Proof Suppose for contradiction that we had a measurable 4-coloring $c$ of the plane. For any natural number n, consider the set $\Delta_{1/n} = \{ v: c(v) \neq c(v+1/n) \}$. These sets are measurable, and their measure in any fixed bounded region tends to zero as $n \to \infty$ (since translation is strongly continuous in say the $L^1$ topology). Also these sets are non-empty, for instance since $c(0) \neq c(1)$ the pigeonhole principle forces $\Delta_{1/n}$ to have non-zero intersection with $\{0, 1/n, 2/n, \dots, (n-1)/n \}$. Let v_n be an element of $\Delta_{1/n}$ in $\{0, 1/n, 2/n, \dots, (n-1)/n \}$, and let G be a finite unit distance graph containing the origin with the origin not bichromatic, such as the one provided by Theorem 1. By two applications of Lemma 2, we see that for any real numbers $\theta_1,\theta_2 \in [0,2\pi)$, there exist non-zero vertices $w_1,w_2$ of G such that $v_n + e^{i\theta_1} w_1 + e^{i\theta_2} w_2 \in \Delta_{1/n}$. By the pigeonhole principle, there thus exists non-zero vertices $w_1,w_2 \in G$ and a set $\Omega_n \in [0,2\pi)^2$ of Lebesgue measure at least $1/(|G|-1)^2$ (where $|G|$ denotes the number of vertices of G) such that $v_n + e^{i\theta_1} w_1 + e^{i\theta_2} w_2 \in \Delta_{1/n}$ for all $(\theta_1,\theta_2) \in \Omega_n$. Since the map $(\theta_1,\theta_2) \mapsto e^{i\theta_1} w_1 + e^{i\theta_2} w_2$ does not depend on $n$, is at most two-to-one, and is an immersion outside of a measure zero set, we thus conclude that the measure of $\Delta_{1/n}$ in the disk $D( 0, 1 + 2 \mathrm{diam}(G) )$ is bounded away from zero uniformly in n, but this contradicts the strong continuity of translation. $\Box$

## Conjecture for using bichromatic vertices to bound CNP

Suppose that we have an (embedded) unit-distance graph $G$ with a special vertex $v_0$ that doesn’t admit a 4-coloring if $v_0$ has two colors, i.e., none of its neighbors can be red or blue. We want to argue that in this case the chromatic number of the plane is at least 5.
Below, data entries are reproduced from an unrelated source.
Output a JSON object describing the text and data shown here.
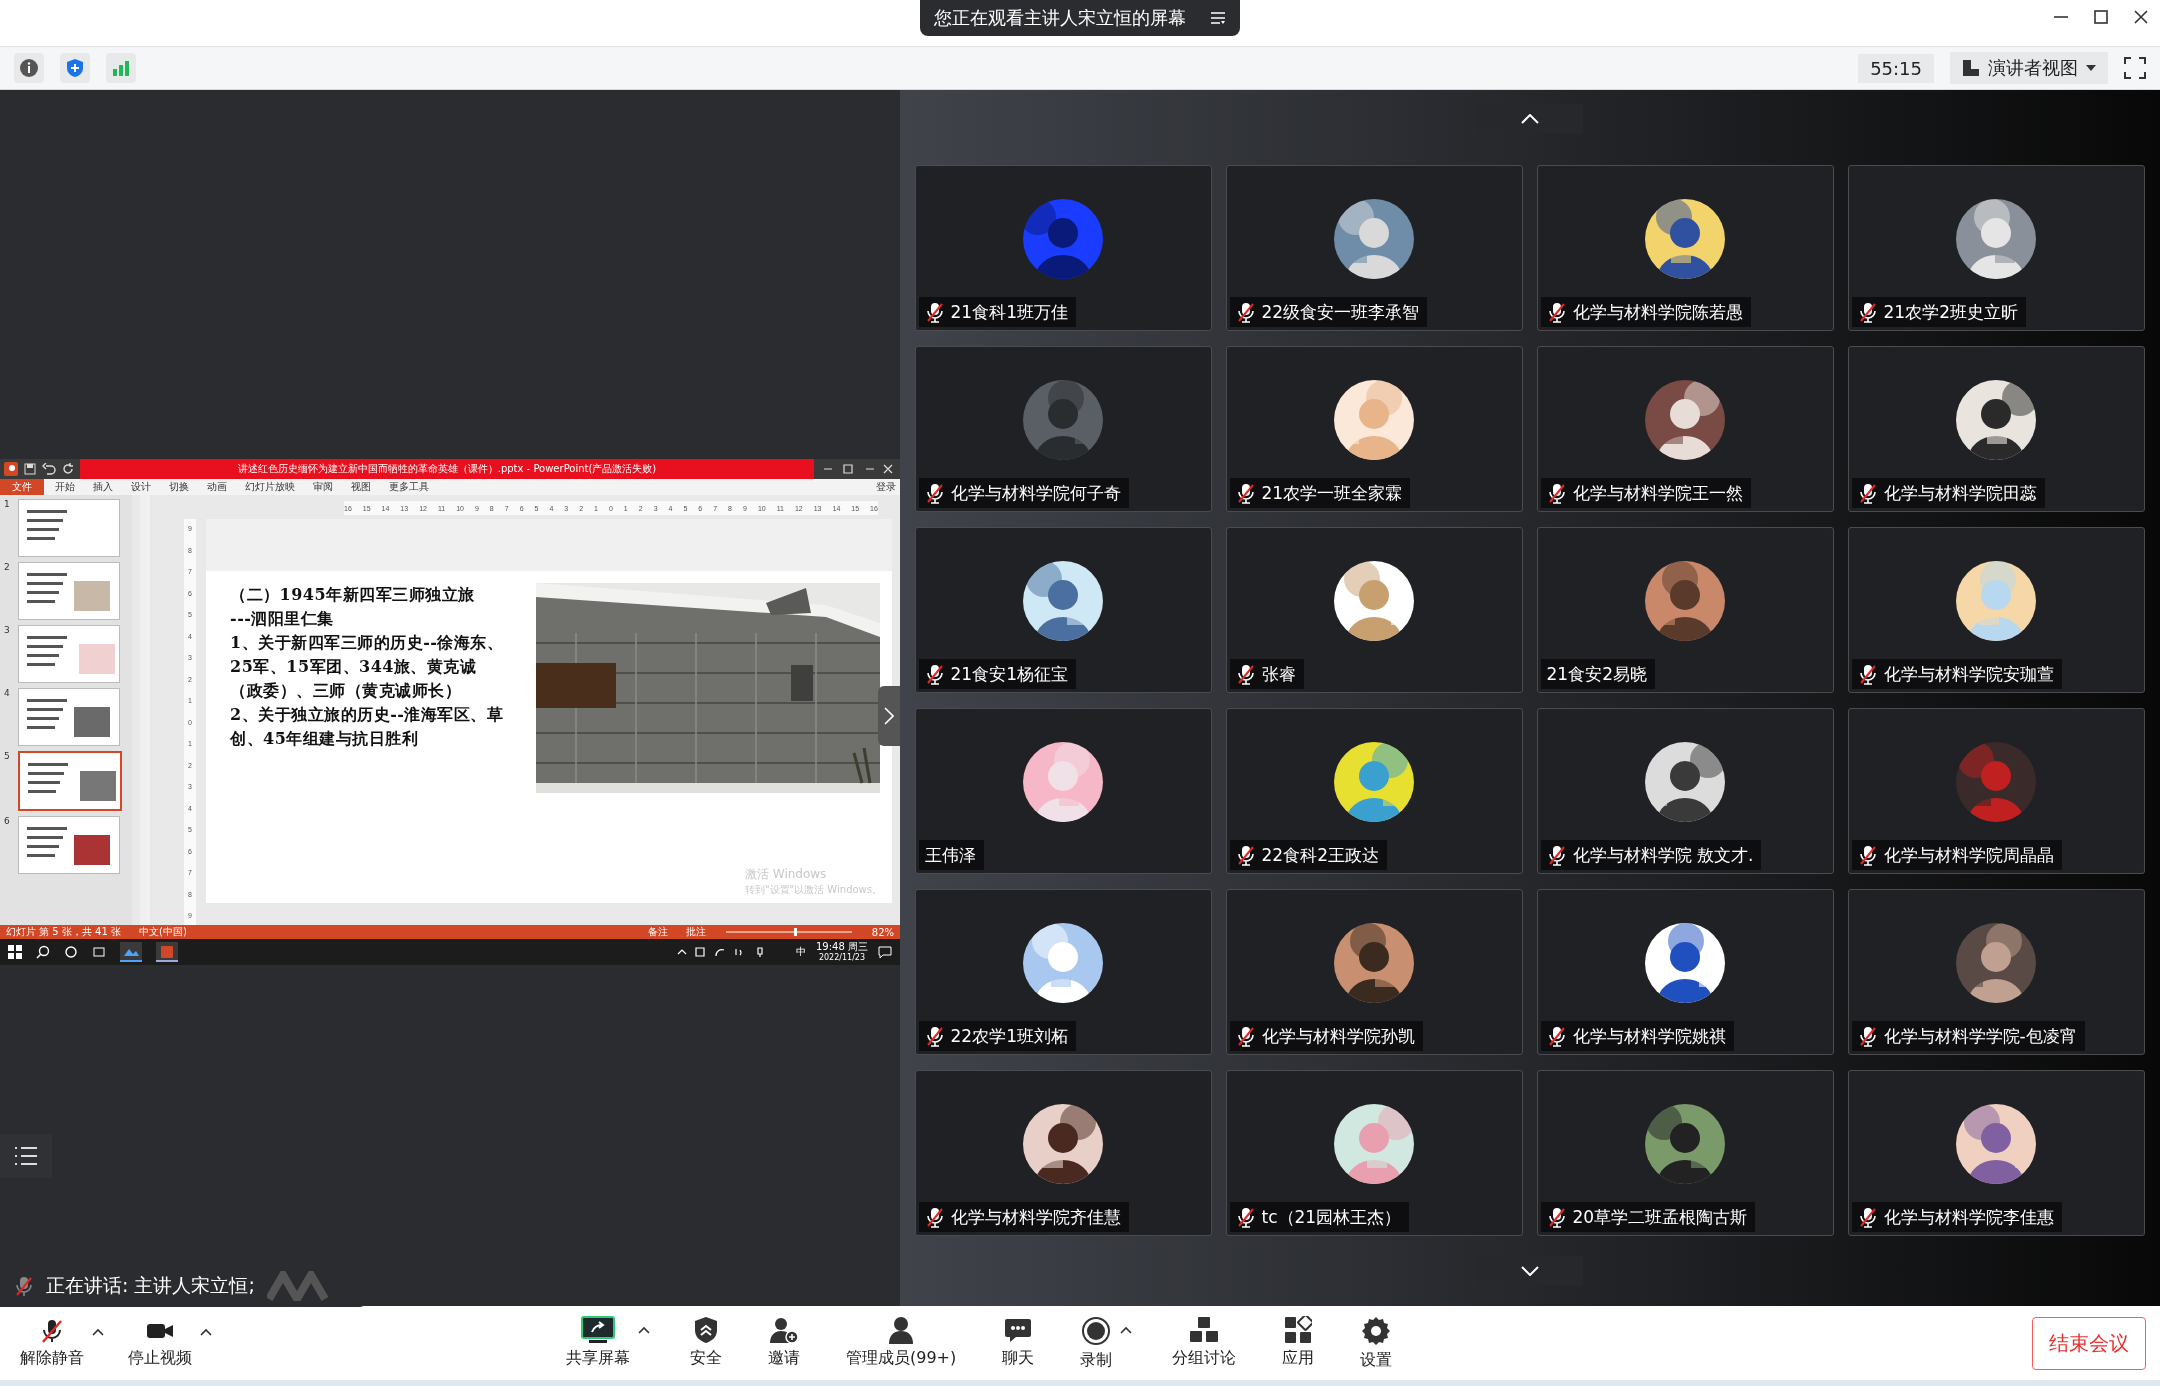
{
  "title_bar": {
    "notice": "您正在观看主讲人宋立恒的屏幕"
  },
  "toolbar": {
    "timer": "55:15",
    "view_menu": "演讲者视图"
  },
  "shared_screen": {
    "app_title": "讲述红色历史缅怀为建立新中国而牺牲的革命英雄（课件）.pptx - PowerPoint(产品激活失败)",
    "ribbon_tabs": [
      {
        "label": "文件",
        "selected": true
      },
      {
        "label": "开始",
        "selected": false
      },
      {
        "label": "插入",
        "selected": false
      },
      {
        "label": "设计",
        "selected": false
      },
      {
        "label": "切换",
        "selected": false
      },
      {
        "label": "动画",
        "selected": false
      },
      {
        "label": "幻灯片放映",
        "selected": false
      },
      {
        "label": "审阅",
        "selected": false
      },
      {
        "label": "视图",
        "selected": false
      },
      {
        "label": "更多工具",
        "selected": false
      }
    ],
    "sign_in": "登录",
    "thumbnails": [
      {
        "number": "1",
        "selected": false
      },
      {
        "number": "2",
        "selected": false
      },
      {
        "number": "3",
        "selected": false
      },
      {
        "number": "4",
        "selected": false
      },
      {
        "number": "5",
        "selected": true
      },
      {
        "number": "6",
        "selected": false
      }
    ],
    "ruler": [
      "16",
      "15",
      "14",
      "13",
      "12",
      "11",
      "10",
      "9",
      "8",
      "7",
      "6",
      "5",
      "4",
      "3",
      "2",
      "1",
      "0",
      "1",
      "2",
      "3",
      "4",
      "5",
      "6",
      "7",
      "8",
      "9",
      "10",
      "11",
      "12",
      "13",
      "14",
      "15",
      "16"
    ],
    "vertical_ruler": [
      "9",
      "8",
      "7",
      "6",
      "5",
      "4",
      "3",
      "2",
      "1",
      "0",
      "1",
      "2",
      "3",
      "4",
      "5",
      "6",
      "7",
      "8",
      "9"
    ],
    "slide": {
      "heading": "（二）1945年新四军三师独立旅",
      "subheading": "---泗阳里仁集",
      "paragraphs": [
        "1、关于新四军三师的历史--徐海东、25军、15军团、344旅、黄克诚（政委）、三师（黄克诚师长）",
        "2、关于独立旅的历史--淮海军区、草创、45年组建与抗日胜利"
      ]
    },
    "watermark": {
      "title": "激活 Windows",
      "hint": "转到\"设置\"以激活 Windows。"
    },
    "status_bar": {
      "slide_count": "幻灯片 第 5 张，共 41 张",
      "language": "中文(中国)",
      "notes": "备注",
      "comments": "批注",
      "zoom": "82%"
    },
    "taskbar": {
      "time": "19:48 周三",
      "date": "2022/11/23",
      "ime": "中"
    }
  },
  "participants": [
    {
      "name": "21食科1班万佳",
      "muted": true
    },
    {
      "name": "22级食安一班李承智",
      "muted": true
    },
    {
      "name": "化学与材料学院陈若愚",
      "muted": true
    },
    {
      "name": "21农学2班史立昕",
      "muted": true
    },
    {
      "name": "化学与材料学院何子奇",
      "muted": true
    },
    {
      "name": "21农学一班全家霖",
      "muted": true
    },
    {
      "name": "化学与材料学院王一然",
      "muted": true
    },
    {
      "name": "化学与材料学院田蕊",
      "muted": true
    },
    {
      "name": "21食安1杨征宝",
      "muted": true
    },
    {
      "name": "张睿",
      "muted": true
    },
    {
      "name": "21食安2易晓",
      "muted": false
    },
    {
      "name": "化学与材料学院安珈萱",
      "muted": true
    },
    {
      "name": "王伟泽",
      "muted": false
    },
    {
      "name": "22食科2王政达",
      "muted": true
    },
    {
      "name": "化学与材料学院 敖文才.",
      "muted": true
    },
    {
      "name": "化学与材料学院周晶晶",
      "muted": true
    },
    {
      "name": "22农学1班刘柘",
      "muted": true
    },
    {
      "name": "化学与材料学院孙凯",
      "muted": true
    },
    {
      "name": "化学与材料学院姚祺",
      "muted": true
    },
    {
      "name": "化学与材料学学院-包凌宵",
      "muted": true
    },
    {
      "name": "化学与材料学院齐佳慧",
      "muted": true
    },
    {
      "name": "tc（21园林王杰）",
      "muted": true
    },
    {
      "name": "20草学二班孟根陶古斯",
      "muted": true
    },
    {
      "name": "化学与材料学院李佳惠",
      "muted": true
    }
  ],
  "speaking": "正在讲话: 主讲人宋立恒;",
  "controls": [
    {
      "label": "解除静音",
      "kind": "mic",
      "caret": true
    },
    {
      "label": "停止视频",
      "kind": "video",
      "caret": true
    },
    {
      "label": "共享屏幕",
      "kind": "share",
      "caret": true
    },
    {
      "label": "安全",
      "kind": "shield",
      "caret": false
    },
    {
      "label": "邀请",
      "kind": "invite",
      "caret": false
    },
    {
      "label": "管理成员(99+)",
      "kind": "members",
      "caret": false
    },
    {
      "label": "聊天",
      "kind": "chat",
      "caret": false
    },
    {
      "label": "录制",
      "kind": "record",
      "caret": true
    },
    {
      "label": "分组讨论",
      "kind": "breakout",
      "caret": false
    },
    {
      "label": "应用",
      "kind": "apps",
      "caret": false
    },
    {
      "label": "设置",
      "kind": "settings",
      "caret": false
    }
  ],
  "end_button": "结束会议"
}
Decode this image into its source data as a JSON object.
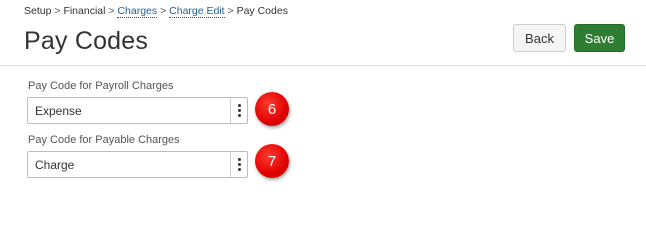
{
  "breadcrumb": {
    "items": [
      {
        "label": "Setup",
        "link": false
      },
      {
        "label": "Financial",
        "link": false
      },
      {
        "label": "Charges",
        "link": true
      },
      {
        "label": "Charge Edit",
        "link": true
      },
      {
        "label": "Pay Codes",
        "link": false
      }
    ],
    "separator": ">"
  },
  "header": {
    "title": "Pay Codes",
    "back_label": "Back",
    "save_label": "Save"
  },
  "form": {
    "fields": [
      {
        "label": "Pay Code for Payroll Charges",
        "value": "Expense",
        "callout": "6"
      },
      {
        "label": "Pay Code for Payable Charges",
        "value": "Charge",
        "callout": "7"
      }
    ]
  },
  "colors": {
    "save_bg": "#2e7d32",
    "link": "#1f5f99",
    "callout": "#e00000"
  },
  "icons": {
    "field_menu": "vertical-ellipsis-icon"
  }
}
Denote the neighbors of $v_0$ by $\Gamma_0$. Consider the $|\Gamma_0|$ unit circles $\mathcal C$ that are centered on the points $\Gamma_0$ (these all go through $v_0$). We would like to show that for any good (i.e., without a monochromatic unit-distance) 4-coloring of the plane there is an isometric copy of $\mathcal C$ such that the common points of the circle is, say red, and there is another color, say blue, that is present on all the circles. If we could find such a configuration, then we could just shift $G$ appropriately so that the vertices $\Gamma_0$ are mapped to the centers of the circles.

Conjecture. In any non-monochromatic coloring of the plane with finitely many colors, we can find any such configuration.

It might be easier to first prove the respective conjecture for lines. This has also been posted on MathOverflow here.